Crónicas de Maledicência – As Cartas Estão na Moda

Pode um homem esforçar-se o que quiser, aplicar-se e trabalhar tudo o que quiser que, a verdade, verdadinha, é que quem pode, pode, quem não pode, arreia.

Tentamos motivar os alunos para o discurso epistolográfico de primeira pessoa, escolhemos cartas interessantes como exemplo, mostramos powerpoints, fazemos discursos entusiastas e… nada… nem um piscar de olhos… Dizemos aos pais para comunicarem connosco, que, ao menos, assinem a caderneta e mandem um recadinho por lá a dizer se receberam certa informação e… nada… nem um piscar de olhos. Ninguém quer saber de cartas para nada.
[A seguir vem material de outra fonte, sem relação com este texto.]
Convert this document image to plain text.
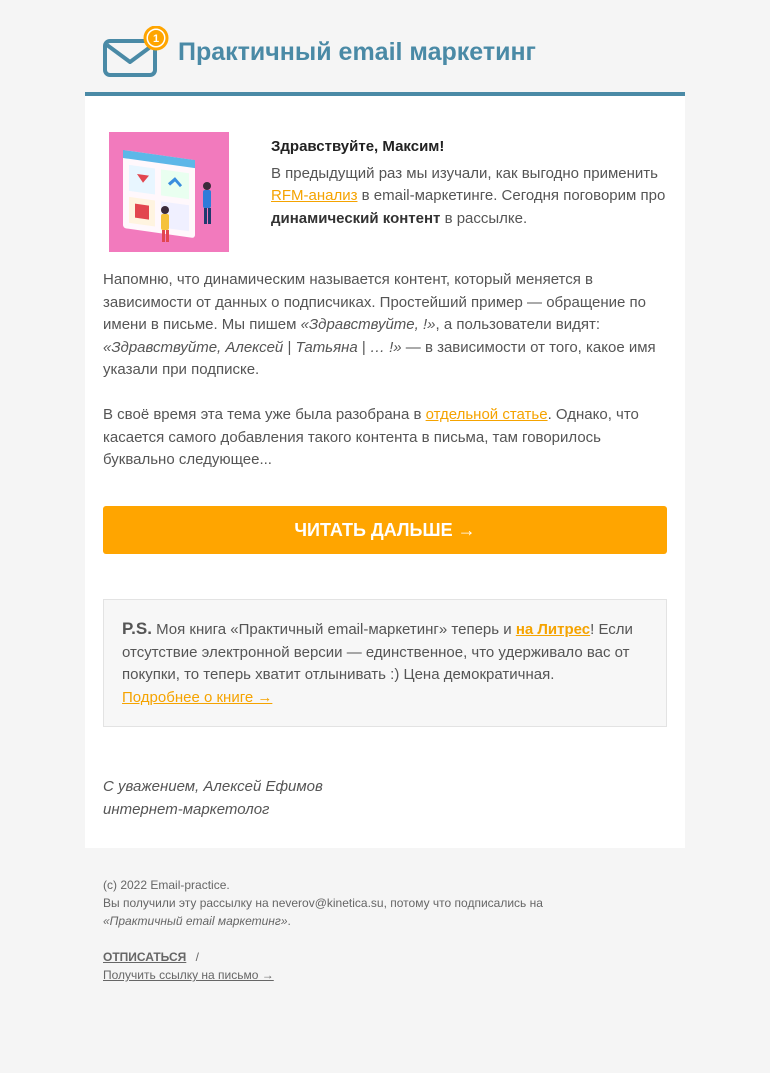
1 Практичный email маркетинг
Здравствуйте, Максим!
В предыдущий раз мы изучали, как выгодно применить RFM-анализ в email-маркетинге. Сегодня поговорим про динамический контент в рассылке.
Напомню, что динамическим называется контент, который меняется в зависимости от данных о подписчиках. Простейший пример — обращение по имени в письме. Мы пишем «Здравствуйте, !», а пользователи видят: «Здравствуйте, Алексей | Татьяна | … !» — в зависимости от того, какое имя указали при подписке.
В своё время эта тема уже была разобрана в отдельной статье. Однако, что касается самого добавления такого контента в письма, там говорилось буквально следующее...
ЧИТАТЬ ДАЛЬШЕ →
P.S. Моя книга «Практичный email-маркетинг» теперь и на Литрес! Если отсутствие электронной версии — единственное, что удерживало вас от покупки, то теперь хватит отлынивать :) Цена демократичная.
Подробнее о книге →
С уважением, Алексей Ефимов
интернет-маркетолог
(c) 2022 Email-practice.
Вы получили эту рассылку на neverov@kinetica.su, потому что подписались на
«Практичный email маркетинг».
ОТПИСАТЬСЯ /
Получить ссылку на письмо →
Até ao momento em que dois senhores, por motivos diferentes, em países diferentes, se põem a escrever uma carta, mais ou menos esperada e, até, em certos aspetos, mais ou menos óbvia, e o que é que acontece? Telejornais e comentadores até às duas da manhã, primeiras páginas, internet atulhada de referências. E eram estas cartas especiais? Quer dizer, ser, eram. Todas o são, caso contrário, quem as escreveu não se tinha dado ao trabalho. Mas também não é como se revelassem algo que já não soubéssemos todos!

A carta/comunicado que Snowden escreveu ao Presidente Obama é tão óbvia que o próprio nem reagiu. Então ele revela ao mundo e acusa o Presidente de andar a espiar a Europa? E o que é que isso tem de novo? Quem é que não sabia ainda? Se é por causa destas revelações que os americanos andam a ver se deitam a mão ao Snowden, então deixem-no em paz que o tipo é uma autêntica fraude, não tem mesmo nada de novo para revelar. Em todo o caso, a sua carta/comunicado teve uma virtude reveladora. Acabou de vez com a guerra fria! Ah pois é! Foi ontem que se enterrou o fantasma da guerra fria. Eu, que vivi o auge das ameaças nucleares e as tensões e as competições e as ameaças de boicotar Jogos Olímpicos, ouvi ontem, com estes dois que a terra há de comer, o Presidente da Rússia a chamar amigos ao americanos! Ele referia-se a Snowden e dizia, “Pode cá ficar se parar com estas brincadeiras e deixar de se armar em engraçadinho, caso contrário, procure outro país porque nós respeitaremos os nossos amigos americanos” Eh pá, iam-me vindo as lágrimas aos olhos…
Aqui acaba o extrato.